I hope with all my heart that we’ll be together one day in a better world.
He read it over and over. At length, Wish stepped closer to him. “You’re looking mighty low for a fellow about to fight a naval battle.”
Bell showed him Mary’s letter.
“Write her back.”
“I don’t know what to say. I don’t know where to send it.”
“Write it anyway. If you don’t, you’ll wish you had. You’ve got a moment right now before all hell breaks loose.”
Bell stood aside while the firemen wheelbarrowed coal and tried to pen an answer in his notebook. The words would not come. He stared at the crowded tent city. They’d flown a defiant red flag from the top of the tipple. But people were staring at the river, bracing for attack. He saw Archie Abbott, running down the slope, waving to get his attention, and, in that instant, he suddenly knew what to write.
Dear Mary,
When you hope we’ll be together in a better world, I hope you mean a changed world on Earth so we don’t have to wait until Heaven, which your words had the sound of. Wherever it is, it will be for me a better world with you by my side. If that’s not enough for you, then why don’t we do something here and now to fix it, together?
He paused, still grasping for clarity. Archie was almost to the stage and calling him. Bell touched his pen to the paper again.
What I’m trying to say is, come back.
All my love
“Isaac!” Archie bounded up the stage, out of breath. He spoke in a low and urgent voice. “The miners got a cannon.”
“What?”
“I heard that someone — presumably, our friend Mr. Clay — gave the strikers a cannon. I found it. They told me it’s a 1.65 Hotchkiss Mountain Gun. Fast-firing and accurate. Look up, right at the foot of the tipple. They just pulled the canvas off it.”
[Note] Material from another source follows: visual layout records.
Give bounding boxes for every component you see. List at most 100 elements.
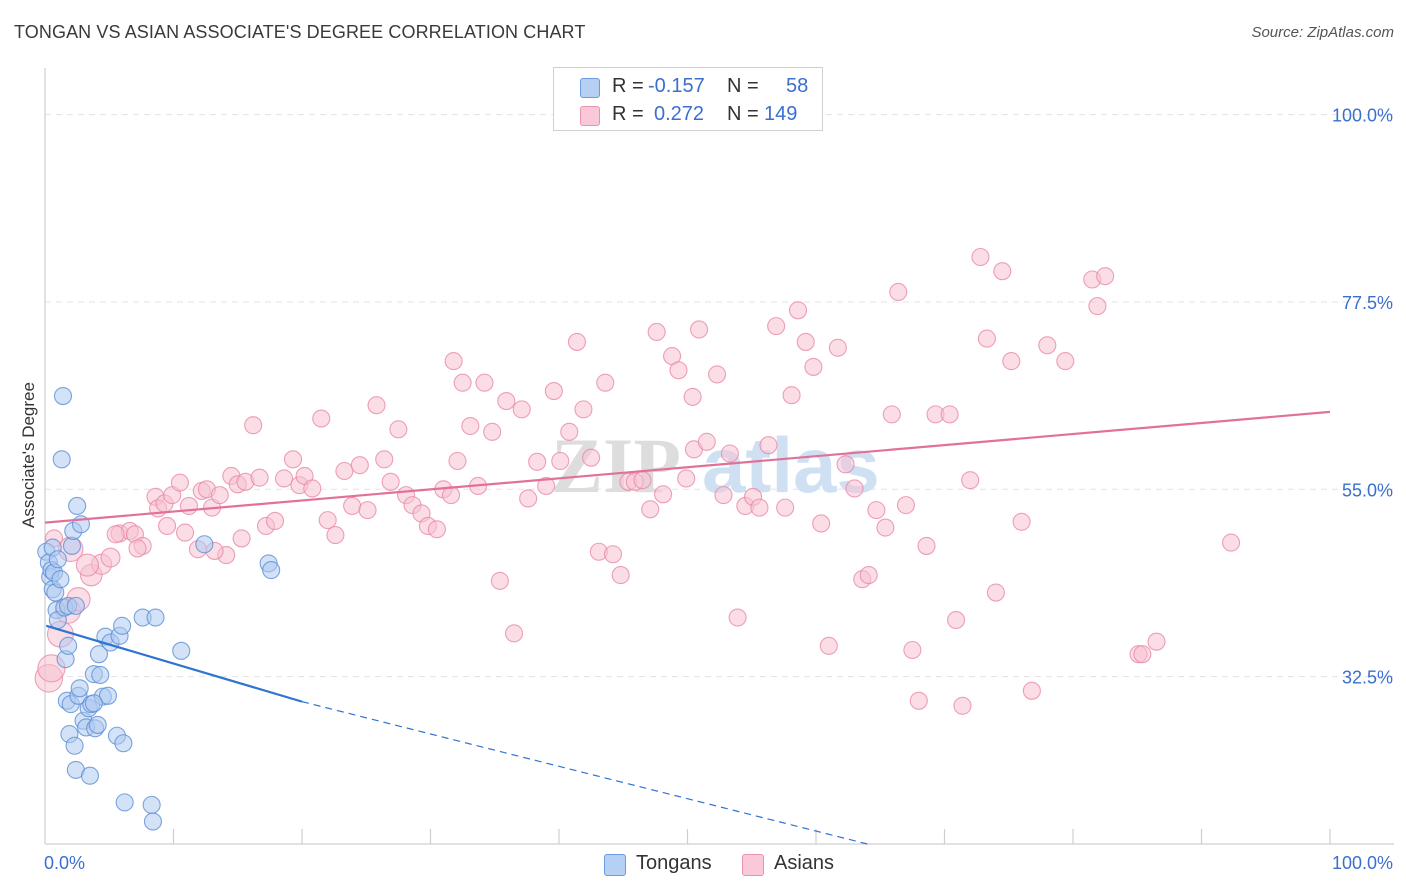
asian-point: [947, 610, 966, 630]
asian-point: [367, 396, 386, 415]
tongan-point: [65, 736, 84, 755]
tongan-point: [146, 608, 165, 627]
asian-point: [759, 436, 778, 455]
asian-point: [335, 461, 354, 481]
asian-point: [782, 386, 801, 405]
asian-point: [836, 455, 855, 474]
tongan-point: [62, 536, 82, 555]
asian-point: [1088, 297, 1107, 316]
asian-point: [475, 373, 494, 392]
tongan-point: [114, 734, 133, 753]
asian-point: [326, 526, 345, 545]
n-label: N =: [727, 103, 759, 125]
asian-point: [909, 691, 928, 710]
asian-point: [448, 451, 467, 471]
r-value: 0.272: [654, 103, 705, 125]
y-tick-label: 55.0%: [1342, 480, 1393, 500]
asian-point: [1096, 267, 1115, 286]
asian-point: [179, 496, 198, 516]
asian-point: [669, 361, 688, 380]
asian-point: [283, 450, 303, 469]
asian-point: [176, 523, 195, 542]
tongan-point: [70, 679, 89, 698]
asian-point: [75, 553, 99, 577]
asian-point: [358, 501, 377, 520]
asian-point: [728, 608, 747, 627]
asian-point: [250, 468, 269, 487]
asian-point: [375, 450, 394, 469]
correlation-legend: R = -0.157 N = 58 R = 0.272 N = 149: [553, 67, 823, 131]
asian-point: [882, 405, 901, 424]
asian-point: [641, 500, 660, 519]
tongan-swatch: [580, 78, 600, 98]
asian-point: [767, 317, 786, 336]
asian-point: [318, 511, 337, 530]
tongan-point: [68, 496, 87, 516]
asian-swatch: [742, 854, 764, 876]
asian-point: [977, 329, 996, 348]
asian-point: [788, 301, 808, 320]
legend-row-tongans: R = -0.157 N = 58: [554, 72, 822, 100]
tongan-point: [142, 795, 161, 814]
asian-point: [512, 400, 531, 419]
asian-point: [128, 539, 147, 558]
asian-point: [804, 357, 823, 376]
asian-point: [303, 479, 322, 498]
asian-trend-line: [44, 410, 1331, 524]
asian-point: [461, 416, 480, 436]
axes: [44, 68, 1394, 845]
tongans-label: Tongans: [636, 852, 712, 874]
asian-point: [274, 469, 294, 488]
tongan-point: [52, 450, 71, 469]
tongan-point: [115, 793, 134, 812]
y-axis-label: Associate's Degree: [19, 382, 38, 528]
asian-point: [828, 338, 847, 357]
asian-point: [444, 352, 463, 371]
asian-point: [697, 432, 716, 451]
asian-point: [683, 387, 702, 406]
asian-point: [497, 392, 516, 411]
asian-point: [1022, 681, 1041, 700]
tongan-point: [51, 570, 70, 589]
asian-point: [1002, 352, 1021, 371]
asian-point: [896, 496, 916, 515]
r-value: -0.157: [648, 75, 705, 97]
asian-point: [917, 536, 936, 555]
tongan-point: [98, 686, 118, 705]
asian-point: [560, 422, 579, 441]
y-tick-label: 77.5%: [1342, 293, 1393, 313]
asian-point: [504, 624, 524, 643]
asian-point: [389, 420, 408, 439]
asian-point: [528, 452, 547, 471]
x-tick-label-max: 100.0%: [1332, 853, 1393, 873]
asian-point: [232, 529, 251, 548]
asian-point: [343, 496, 362, 516]
asian-point: [1038, 336, 1057, 355]
asian-point: [1056, 352, 1075, 371]
tongan-point: [172, 641, 191, 660]
tongan-swatch: [604, 854, 626, 876]
tongan-points: [37, 387, 281, 831]
r-label: R =: [612, 75, 644, 97]
asian-point: [720, 444, 739, 463]
asian-point: [312, 409, 331, 428]
n-value: 149: [764, 103, 798, 125]
asian-point: [490, 571, 509, 590]
tongan-point: [89, 645, 109, 664]
asian-points: [34, 247, 1241, 715]
asian-point: [596, 373, 615, 392]
asian-point: [100, 547, 121, 568]
asian-point: [453, 373, 472, 392]
chart-title: TONGAN VS ASIAN ASSOCIATE'S DEGREE CORRE…: [14, 22, 586, 42]
tongan-point: [53, 387, 73, 406]
asian-point: [859, 566, 878, 585]
asian-point: [537, 476, 556, 496]
y-tick-label: 100.0%: [1332, 106, 1393, 126]
asian-point: [574, 400, 593, 419]
n-label: N =: [727, 75, 759, 97]
source-credit: Source: ZipAtlas.com: [1251, 24, 1394, 41]
tongan-point: [48, 550, 67, 569]
asian-point: [690, 320, 709, 339]
asian-point: [708, 365, 727, 384]
tongan-point: [195, 535, 214, 554]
Bell focused his eyes on the distant emplacement. It was a wheel-mounted gun, and largely hidden behind stacked gunnysacks of coal and thick masonry at the base of the tipple.
He said, “The first shot the miners fire at the Vulcan King will give the militia all the excuse they need to pounce ashore shooting — unless the miners get lucky and sink her with their first shot, which is highly unlikely. Even if they did, it would just prolong the inevitable and make it worse.”
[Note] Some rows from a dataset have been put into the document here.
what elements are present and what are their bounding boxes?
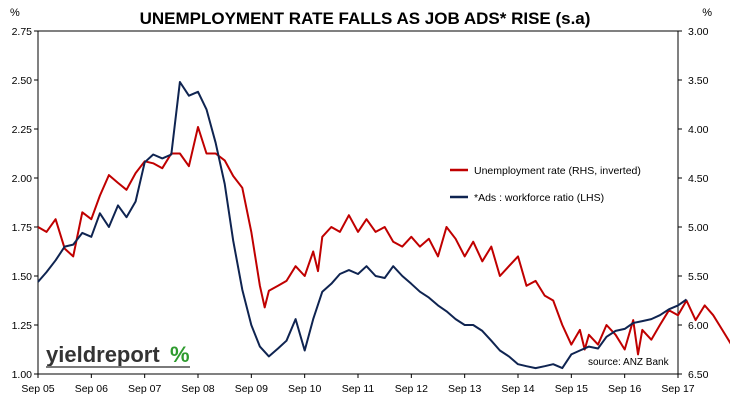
x-tick-label: Sep 13: [448, 383, 481, 395]
logo-percent-symbol: %: [170, 342, 190, 367]
x-tick-label: Sep 05: [21, 383, 54, 395]
right-tick-label: 5.00: [688, 222, 709, 234]
x-axis: Sep 05 Sep 06 Sep 07 Sep 08 Sep 09 Sep 10 Sep …: [21, 374, 695, 395]
right-tick-label: 4.50: [688, 173, 709, 185]
source-note: source: ANZ Bank: [588, 357, 670, 368]
legend: Unemployment rate (RHS, inverted) *Ads :…: [450, 165, 641, 204]
x-tick-label: Sep 08: [181, 383, 214, 395]
left-axis: 2.75 2.50 2.25 2.00 1.75 1.50 1.25 1.00: [12, 26, 38, 381]
legend-label-unemployment: Unemployment rate (RHS, inverted): [474, 165, 641, 177]
left-axis-unit: %: [10, 7, 20, 19]
right-tick-label: 6.00: [688, 320, 709, 332]
left-tick-label: 1.50: [12, 271, 33, 283]
legend-label-ads: *Ads : workforce ratio (LHS): [474, 192, 604, 204]
left-tick-label: 2.00: [12, 173, 33, 185]
left-tick-label: 2.75: [12, 26, 33, 38]
right-axis-unit: %: [702, 7, 712, 19]
chart-title: UNEMPLOYMENT RATE FALLS AS JOB ADS* RISE…: [140, 9, 591, 28]
x-tick-label: Sep 10: [288, 383, 321, 395]
right-tick-label: 3.50: [688, 75, 709, 87]
x-tick-label: Sep 14: [501, 383, 534, 395]
right-tick-label: 5.50: [688, 271, 709, 283]
logo-wordmark: yieldreport: [46, 342, 160, 367]
unemployment-rate-line: [37, 126, 730, 356]
x-tick-label: Sep 09: [235, 383, 268, 395]
x-tick-label: Sep 07: [128, 383, 161, 395]
left-tick-label: 1.00: [12, 369, 33, 381]
yieldreport-logo: yieldreport %: [46, 342, 190, 368]
right-tick-label: 4.00: [688, 124, 709, 136]
x-tick-label: Sep 16: [608, 383, 641, 395]
right-axis: 3.00 3.50 4.00 4.50 5.00 5.50 6.00 6.50: [678, 26, 709, 381]
left-tick-label: 1.75: [12, 222, 33, 234]
left-tick-label: 2.25: [12, 124, 33, 136]
right-tick-label: 3.00: [688, 26, 709, 38]
left-tick-label: 2.50: [12, 75, 33, 87]
series-layer: [37, 81, 730, 370]
ads-workforce-ratio-line: [37, 81, 688, 370]
left-tick-label: 1.25: [12, 320, 33, 332]
x-tick-label: Sep 06: [75, 383, 108, 395]
x-tick-label: Sep 17: [661, 383, 694, 395]
x-tick-label: Sep 15: [555, 383, 588, 395]
right-tick-label: 6.50: [688, 369, 709, 381]
x-tick-label: Sep 12: [395, 383, 428, 395]
logo-underline: [46, 366, 190, 368]
x-tick-label: Sep 11: [342, 383, 375, 395]
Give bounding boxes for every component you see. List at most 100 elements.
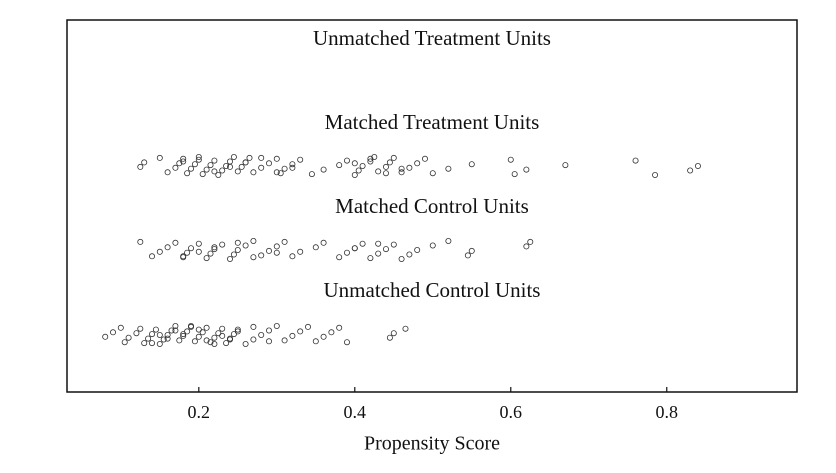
data-point	[234, 168, 241, 175]
data-point	[507, 156, 514, 163]
data-point	[258, 331, 265, 338]
data-point	[265, 327, 272, 334]
data-point	[258, 164, 265, 171]
data-point	[250, 336, 257, 343]
data-point	[164, 169, 171, 176]
data-point	[211, 340, 218, 347]
row-label: Unmatched Control Units	[324, 278, 541, 302]
data-point	[265, 160, 272, 167]
data-point	[203, 166, 210, 173]
data-point	[402, 325, 409, 332]
data-point	[273, 243, 280, 250]
data-point	[203, 324, 210, 331]
data-point	[511, 171, 518, 178]
data-point	[297, 328, 304, 335]
data-point	[117, 324, 124, 331]
data-point	[219, 325, 226, 332]
data-point	[273, 249, 280, 256]
data-point	[195, 333, 202, 340]
data-point	[468, 161, 475, 168]
data-point	[343, 157, 350, 164]
data-point	[464, 252, 471, 259]
data-point	[375, 250, 382, 257]
data-point	[250, 237, 257, 244]
x-tick-label: 0.2	[188, 402, 211, 422]
data-point	[184, 249, 191, 256]
data-point	[219, 241, 226, 248]
data-point	[180, 253, 187, 260]
data-point	[230, 153, 237, 160]
data-point	[375, 240, 382, 247]
data-point	[164, 335, 171, 342]
data-point	[273, 169, 280, 176]
data-point	[234, 239, 241, 246]
data-point	[258, 252, 265, 259]
data-point	[250, 323, 257, 330]
data-point	[110, 329, 117, 336]
data-point	[304, 323, 311, 330]
data-point	[429, 170, 436, 177]
data-point	[468, 247, 475, 254]
data-point	[191, 161, 198, 168]
x-tick-label: 0.8	[656, 402, 679, 422]
data-point	[102, 333, 109, 340]
data-point	[211, 244, 218, 251]
data-point	[149, 253, 156, 260]
data-point	[414, 246, 421, 253]
data-point	[227, 255, 234, 262]
data-point	[281, 238, 288, 245]
data-point	[312, 338, 319, 345]
data-point	[265, 247, 272, 254]
data-point	[367, 155, 374, 162]
data-point	[160, 336, 167, 343]
data-point	[390, 330, 397, 337]
data-point	[281, 337, 288, 344]
data-point	[562, 162, 569, 169]
data-point	[351, 160, 358, 167]
data-point	[156, 154, 163, 161]
data-point	[320, 333, 327, 340]
data-point	[382, 163, 389, 170]
data-point	[250, 254, 257, 261]
data-point	[289, 164, 296, 171]
data-point	[687, 167, 694, 174]
data-point	[215, 171, 222, 178]
data-point	[242, 340, 249, 347]
data-point	[336, 324, 343, 331]
data-point	[180, 155, 187, 162]
data-point	[289, 332, 296, 339]
data-point	[382, 170, 389, 177]
data-point	[277, 170, 284, 177]
data-point	[188, 245, 195, 252]
data-point	[211, 246, 218, 253]
data-point	[227, 336, 234, 343]
data-point	[359, 240, 366, 247]
data-point	[398, 255, 405, 262]
data-point	[195, 326, 202, 333]
data-point	[308, 171, 315, 178]
data-point	[145, 335, 152, 342]
data-point	[227, 158, 234, 165]
data-point	[230, 251, 237, 258]
data-point	[141, 340, 148, 347]
data-point	[273, 322, 280, 329]
data-point	[203, 337, 210, 344]
data-point	[137, 325, 144, 332]
data-point	[195, 248, 202, 255]
data-point	[191, 338, 198, 345]
data-point	[141, 159, 148, 166]
x-axis-label: Propensity Score	[364, 433, 500, 455]
data-point	[312, 244, 319, 251]
data-point	[172, 322, 179, 329]
data-point	[406, 164, 413, 171]
data-point	[149, 331, 156, 338]
data-point	[242, 242, 249, 249]
data-point	[188, 322, 195, 329]
data-point	[390, 154, 397, 161]
data-point	[445, 165, 452, 172]
row-label: Matched Control Units	[335, 194, 529, 218]
data-point	[195, 240, 202, 247]
data-point	[523, 166, 530, 173]
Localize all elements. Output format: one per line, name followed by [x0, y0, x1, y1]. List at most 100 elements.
“What are you going to do, Isaac?”
Bell called, “Hey, Wish, do you have a cigar?”
“Of course,” said Wish, tugging a Havana from his tailcoat. “What dapper bon vivant attends a ball without cigars?”
Bell clamped it between his teeth.
“Want a light?”
“Not yet. You got a sawed-off in your bag for Archie?”
Wish beckoned Archie and handed him the weapon. “Try and make sure no innocents are downwind.”
Archie said, “I thought apprentices aren’t allowed—”
“You’re temporarily promoted. Stick it under your coat. Don’t get close to me unless I yell for you.”
Bell strode down the boarding stage and hurried across the point to the powder shed the miners had erected far from the tents to store the fresh dynamite they’d managed to smuggle in at night. They were guarding it closely, recalling, no doubt, the accidental explosion that nearly sank the Sadie and half her barges. The Powder Committee remembered, too, the tall detective, who had recommended — at gunpoint — that the dynamite ride in its own barge apart from the people, and greeted him warmly.